09 June 2014

First American Graves in Hakodate, First Japanese Graves in Honolulu

cemetery-foreigner-100mIn 1854, while Commodore Matthew C. Perry's U.S. Navy squadron was surveying the future treaty port of Hakodate on Hokkaido in 1854, two sailors aboard the USS Vandalia died. Seaman James C. Wolfe died on 25 May and Seaman G. W. Remick died on 27 May 1854. Both were interred in a seaside plot in what later became the city's Foreign Cemetery, now a tourist attraction.

In 1860, as a result of Perry's efforts in Japan, the Tokugawa Shogunate dispatched its first embassy to the United States aboard the Kanrin Maru, a Dutch-built ship skippered by Katsu Kaishū. Also aboard was Fukuzawa Yukichi, perhaps Japan's most effective early Westernizer.

The Kanrin Maru stopped at Honolulu on its return voyage to Japan, and so did many other ships of the fledgeling Imperial Japanese Navy after the Meiji Restoration of imperial rule in 1868. Many of the earliest Japanese immigrants to Hawai‘i in 1868 and 1886 were interred in Makiki Cemetery, which thus came to include the first Japanese cemetery in Hawai‘i. In 1876, (Apprentice?) Seaman Second Class (二等若水夫 nitou waka suifu '2-class young waterman') Arakawa Matajuro (荒川又十郎) of HIMS Tsukuba (筑波) died and was buried in what became the first Japanese Navy cemetery outside Japan. Twelve more enlisted men from the ironclad Ryūjō (龍驤) were buried in 1883. By 1899, seventeen IJN sailors were buried there.

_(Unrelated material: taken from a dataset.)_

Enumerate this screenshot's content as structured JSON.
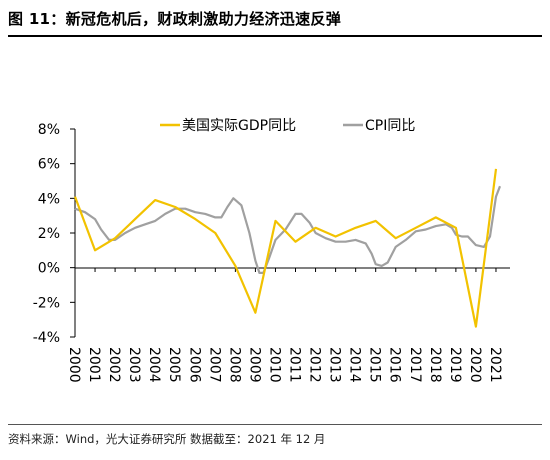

The most interesting gravestone is that of Midshipman K. Hara of HIMS Takachiho (大日本軍艦高千穂), who died on 8 April 1894. ('Midshipman' translates 海軍少尉候補生 kaigun shōi kōhosei 'navy ensign cadet'.) Hara's is the only marker engraved in both English and Japanese. The former gives his year of death as 1894, while the latter says he died in Kigen 2554, exactly 660 years later. The Kigen (紀元 'record-origin') calendar dates from 660 BC, when the Japanese empire's mythical founder, Emperor Jimmu, is said to have begun his reign. Kigensetsu (紀元節 'record-origin-season'), 11 February, became a national Shinto holiday and festival season in 1872, during the early years of Emperor Meiji's reign, but was abolished after World War II, then re-established in 1966.

The British-built, Naniwa-class cruiser Takachiho is also an interesting story. It is named for the town of Takachiho (in Miyazaki Prefecture), where Emperor Jimmu's brothers are supposed to have come from; where his progenitor and Japan's creator deity, the Sun Goddess Amaterasu, is said to have spent time in a cave, hiding her light, before being lured back out; and to which Amaterasu later dispatched her grandson Ninigi to plant rice and found Japan's imperial line. In the much more recent and less mythical past, the cruiser Takachiho had visited Honolulu in 1893, to protect its Japanese citizens and to show concern about the overthrow of the Hawaiian monarchy.

Makiki Cemetery lies on the outer slopes of Punchbowl Crater, which later became the National Memorial Cemetery of the Pacific, housing the remains of thousands of members of the U.S. military, many of whom died fighting against Japan during the Pacific War (1941–45). It may seem ironical to have an Imperial Japanese Navy cemetery just below Punchbowl, but the Makiki Japanese cemetery marks a much longer period—a sesquicentennial—of productive cooperation between the United States and Japan.